Santiago Coelho1,2, Els Fieremans1,2, and Dmitry S Novikov1,2
1Bernard and Irene Schwartz Center for Biomedical Imaging, Department of Radiology, New York University Grossman School of Medicine, New York, NY, United States, 2Center for Advanced Imaging Innovation and Research (CAI2R), Department of Radiology, New York University Grossman School of Medicine, New York, NY, United States

Synopsis

Keywords: Microstructure, Microstructure, Double Diffusion Encoding

Motivation: dMRI signal at moderate diffusion-weightings $$$\sim\,b^2$$$ has contributions from intrinsic (microstructural) kurtosis, and from heterogeneity of compartments.

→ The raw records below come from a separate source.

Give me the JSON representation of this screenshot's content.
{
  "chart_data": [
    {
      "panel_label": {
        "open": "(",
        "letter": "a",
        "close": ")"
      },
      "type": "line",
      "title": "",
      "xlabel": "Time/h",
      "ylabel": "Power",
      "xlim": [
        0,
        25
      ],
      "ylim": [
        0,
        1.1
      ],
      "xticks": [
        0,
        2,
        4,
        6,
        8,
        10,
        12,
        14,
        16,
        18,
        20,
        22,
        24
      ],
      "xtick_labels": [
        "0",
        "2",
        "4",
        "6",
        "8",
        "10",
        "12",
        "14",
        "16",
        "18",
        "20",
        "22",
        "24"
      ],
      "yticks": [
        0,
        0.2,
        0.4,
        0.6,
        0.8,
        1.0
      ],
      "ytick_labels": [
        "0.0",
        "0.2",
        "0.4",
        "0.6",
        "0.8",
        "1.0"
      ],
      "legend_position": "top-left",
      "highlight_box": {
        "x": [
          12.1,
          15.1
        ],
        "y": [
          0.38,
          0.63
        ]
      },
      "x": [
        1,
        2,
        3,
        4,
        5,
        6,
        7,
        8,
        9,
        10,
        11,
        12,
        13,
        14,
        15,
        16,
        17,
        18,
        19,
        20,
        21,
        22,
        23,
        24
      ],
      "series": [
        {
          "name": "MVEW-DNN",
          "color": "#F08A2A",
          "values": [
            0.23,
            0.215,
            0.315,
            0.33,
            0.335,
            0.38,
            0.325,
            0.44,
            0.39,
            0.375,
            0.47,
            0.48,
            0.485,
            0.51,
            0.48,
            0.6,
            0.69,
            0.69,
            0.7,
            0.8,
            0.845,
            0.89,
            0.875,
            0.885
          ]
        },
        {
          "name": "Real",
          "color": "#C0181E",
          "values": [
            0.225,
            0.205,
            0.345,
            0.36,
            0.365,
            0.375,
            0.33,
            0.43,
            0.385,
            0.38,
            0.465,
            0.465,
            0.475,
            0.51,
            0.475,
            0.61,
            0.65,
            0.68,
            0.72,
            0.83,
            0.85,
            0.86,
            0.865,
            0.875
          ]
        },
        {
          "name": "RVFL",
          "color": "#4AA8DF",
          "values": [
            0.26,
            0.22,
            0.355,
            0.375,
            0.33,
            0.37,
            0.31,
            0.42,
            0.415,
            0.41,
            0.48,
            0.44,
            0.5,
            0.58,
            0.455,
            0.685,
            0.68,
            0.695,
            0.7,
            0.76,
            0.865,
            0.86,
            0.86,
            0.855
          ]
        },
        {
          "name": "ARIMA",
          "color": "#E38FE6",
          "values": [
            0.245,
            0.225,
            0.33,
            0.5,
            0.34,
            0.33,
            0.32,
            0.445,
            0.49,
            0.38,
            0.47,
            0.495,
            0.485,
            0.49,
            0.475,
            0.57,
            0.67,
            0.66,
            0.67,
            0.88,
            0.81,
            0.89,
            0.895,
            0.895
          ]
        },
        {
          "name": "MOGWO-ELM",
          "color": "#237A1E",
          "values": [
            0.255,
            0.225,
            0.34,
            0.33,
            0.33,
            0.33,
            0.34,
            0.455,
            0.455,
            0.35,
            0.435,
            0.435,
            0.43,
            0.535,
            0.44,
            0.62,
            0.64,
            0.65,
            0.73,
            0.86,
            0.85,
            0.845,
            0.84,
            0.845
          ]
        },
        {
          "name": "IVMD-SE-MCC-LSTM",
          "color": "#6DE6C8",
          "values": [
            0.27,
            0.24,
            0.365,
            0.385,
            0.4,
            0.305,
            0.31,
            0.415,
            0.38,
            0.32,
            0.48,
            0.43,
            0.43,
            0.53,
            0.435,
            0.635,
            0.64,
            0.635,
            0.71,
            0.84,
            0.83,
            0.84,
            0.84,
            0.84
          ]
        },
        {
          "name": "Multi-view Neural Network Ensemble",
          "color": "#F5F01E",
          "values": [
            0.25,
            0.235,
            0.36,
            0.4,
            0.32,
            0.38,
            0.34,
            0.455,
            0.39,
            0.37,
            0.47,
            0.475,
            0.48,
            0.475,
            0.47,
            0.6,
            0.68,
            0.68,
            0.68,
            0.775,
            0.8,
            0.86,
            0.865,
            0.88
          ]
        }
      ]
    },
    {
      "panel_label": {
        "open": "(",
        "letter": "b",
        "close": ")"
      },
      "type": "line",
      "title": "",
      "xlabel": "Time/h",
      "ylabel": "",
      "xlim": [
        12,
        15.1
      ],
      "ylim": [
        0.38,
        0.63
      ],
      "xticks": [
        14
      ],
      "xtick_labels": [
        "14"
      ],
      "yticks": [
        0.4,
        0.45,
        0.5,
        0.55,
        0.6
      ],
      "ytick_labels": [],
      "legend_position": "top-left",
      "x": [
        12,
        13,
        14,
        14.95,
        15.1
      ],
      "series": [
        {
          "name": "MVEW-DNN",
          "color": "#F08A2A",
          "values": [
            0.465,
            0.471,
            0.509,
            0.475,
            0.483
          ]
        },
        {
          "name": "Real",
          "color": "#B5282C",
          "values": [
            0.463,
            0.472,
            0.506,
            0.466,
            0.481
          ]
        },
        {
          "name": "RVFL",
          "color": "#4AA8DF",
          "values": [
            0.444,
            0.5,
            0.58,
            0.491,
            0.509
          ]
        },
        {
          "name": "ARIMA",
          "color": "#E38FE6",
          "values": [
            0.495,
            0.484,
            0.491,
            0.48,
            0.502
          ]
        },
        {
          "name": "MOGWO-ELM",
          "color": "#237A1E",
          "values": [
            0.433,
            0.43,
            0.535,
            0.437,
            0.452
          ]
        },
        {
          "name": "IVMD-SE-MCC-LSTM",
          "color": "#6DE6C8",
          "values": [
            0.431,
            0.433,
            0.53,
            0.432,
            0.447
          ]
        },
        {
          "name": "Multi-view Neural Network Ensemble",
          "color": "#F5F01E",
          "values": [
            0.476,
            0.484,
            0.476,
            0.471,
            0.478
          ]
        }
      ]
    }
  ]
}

Goal(s): To separate all kurtosis sources and provide a complete set of tensor invariants for a most general distribution of non-Gaussian compartments.

Approach: We decompose double diffusion encoding (DDE) signal into irreducible spherical tensor components via harmonic analysis on the rotation group manifold, a 3-dimensional sphere $$$\mathbb{S}^3$$$.

Results: We find a complete set of 18(covariances) + 12(microscopic-kurtosis)=33 independent rotational invariants at $$$b^2$$$ level.

Impact: We observe for the first time a 4-fold angular modulation of double diffusion encoding signal in the human brain in vivo. This validates the presence of higher-order tensor anisotropies in brain microstructure, which we fully quantify at the $$$b^2$$$ level.